Posts: 25
Threads: 5
Joined: Mar 2022
Apr-24-2022, 02:25 AM
(This post was last modified: Apr-24-2022, 02:25 AM by longmen.)
(Apr-23-2022, 10:32 PM)deanhystad Wrote: I still think your building the board incorrectly. You should not be using insert() to set moves or values.
You should describe how your Q_learning function is supposed to work.
Can you elaborate on insert() to set move or values? Also why you think that the Q_learning function is not working? Thanks
Here is update on the code
import random
import numpy as np
import enum
EACH_STEP_REWARD = -0.1
GOAL_SQUARE_REWARD = 100
FORBIDDEN_SQUARE_REWARD = -100
DISCOUNT_RATE_GAMMA = 0.1 # Discount Rate
LEARNING_RATE_ALPHA = 0.3 # Learning Rate
GREEDY_PROBABILITY_EPSILON = 0.5 # Greedy Probability
ITERATION_MAX_NUM = 10000 # Will be 10,000
START_STATE = 2
LEVEL = 4
HEIGHT = 4
WEIGHT = 4
class Direction(enum.Enum):
up = 0
right = 1
down = 2
left = 3
class Node:
def __init__(self, title, next, Goal=False, Forbidden=False, Wall=False, qValues=None, actions=None):
self.title = title
self.next = next
self.qValues = [qValues] * 4
self.move = [actions] * 4
self.goal = Goal
self.forbidden = Forbidden
self.wall = Wall
def max_Q_value(self):
if self.wall:
return False
max_q = []
for q in self.qValues:
if q is not None:
max_q.append(q)
return max(max_q)
def find_best_move(self):
max_q = self.max_Q_value()
q_index = self.qValues.index(max_q)
return Direction(q_index)
class create_env:
def __init__(self, input_list, wall=None):
self.wall = wall
self.episode = [[13, 14, 15, 16], [9, 10, 11, 12], [5, 6, 7, 8], [1, 2, 3, 4]]
S = 2
Node_1 = Node(1, [5, S, self.wall, self.wall])

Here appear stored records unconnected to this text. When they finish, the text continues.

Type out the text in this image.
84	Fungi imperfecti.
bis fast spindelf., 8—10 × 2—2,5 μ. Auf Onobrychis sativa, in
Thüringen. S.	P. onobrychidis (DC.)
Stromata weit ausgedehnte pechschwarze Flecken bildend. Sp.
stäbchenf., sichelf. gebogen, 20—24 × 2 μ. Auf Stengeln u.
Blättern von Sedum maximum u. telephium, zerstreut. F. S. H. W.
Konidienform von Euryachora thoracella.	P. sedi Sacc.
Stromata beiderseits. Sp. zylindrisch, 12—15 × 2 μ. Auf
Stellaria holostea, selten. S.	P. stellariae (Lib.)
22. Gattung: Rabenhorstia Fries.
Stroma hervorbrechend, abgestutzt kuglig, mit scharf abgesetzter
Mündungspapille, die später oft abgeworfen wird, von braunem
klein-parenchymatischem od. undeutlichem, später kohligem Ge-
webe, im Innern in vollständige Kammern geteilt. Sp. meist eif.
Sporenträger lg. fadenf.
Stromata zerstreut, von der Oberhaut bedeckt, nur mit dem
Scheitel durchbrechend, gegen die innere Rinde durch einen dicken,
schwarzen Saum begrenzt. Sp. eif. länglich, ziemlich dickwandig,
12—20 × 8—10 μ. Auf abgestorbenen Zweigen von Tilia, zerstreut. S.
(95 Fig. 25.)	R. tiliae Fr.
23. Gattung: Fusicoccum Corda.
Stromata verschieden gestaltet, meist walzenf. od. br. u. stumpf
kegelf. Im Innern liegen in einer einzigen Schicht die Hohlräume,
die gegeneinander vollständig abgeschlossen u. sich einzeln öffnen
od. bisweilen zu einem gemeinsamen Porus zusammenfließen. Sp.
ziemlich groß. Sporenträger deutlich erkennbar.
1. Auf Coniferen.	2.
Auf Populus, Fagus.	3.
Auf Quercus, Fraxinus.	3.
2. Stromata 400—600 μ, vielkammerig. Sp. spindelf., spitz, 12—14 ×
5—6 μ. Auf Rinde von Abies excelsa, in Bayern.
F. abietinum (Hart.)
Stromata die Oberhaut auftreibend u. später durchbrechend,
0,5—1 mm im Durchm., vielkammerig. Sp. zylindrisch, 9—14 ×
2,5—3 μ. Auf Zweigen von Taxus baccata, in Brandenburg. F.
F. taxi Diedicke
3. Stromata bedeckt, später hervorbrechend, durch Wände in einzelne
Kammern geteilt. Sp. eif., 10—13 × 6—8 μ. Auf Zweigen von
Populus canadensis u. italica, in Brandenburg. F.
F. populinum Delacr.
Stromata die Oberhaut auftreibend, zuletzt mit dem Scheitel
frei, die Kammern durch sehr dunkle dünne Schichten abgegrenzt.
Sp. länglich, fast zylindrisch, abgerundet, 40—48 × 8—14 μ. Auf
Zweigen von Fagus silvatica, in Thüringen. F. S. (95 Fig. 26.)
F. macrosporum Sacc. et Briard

Node_Start = Node(S, [6, 3, self.wall, 1])
Node_3 = Node(3, [S, 7, 4, self.wall])
Node_4 = Node(4, [8, self.wall, self.wall, 3])
Node_5 = Node(5, [9, 6, 1, self.wall])
Node_6 = Node(6, [10, 7, S, 5])
Node_7 = Node(7, [11, 8, 3, 6])
Node_8 = Node(8, [12, self.wall, 4, 7])
Node_9 = Node(9, [13, 10, 5, self.wall])
Node_10 = Node(10, [14, 11, 6, 9])
Node_11 = Node(11, [15, 12, 7, 10])
Node_12 = Node(12, [16, self.wall, 8, 11])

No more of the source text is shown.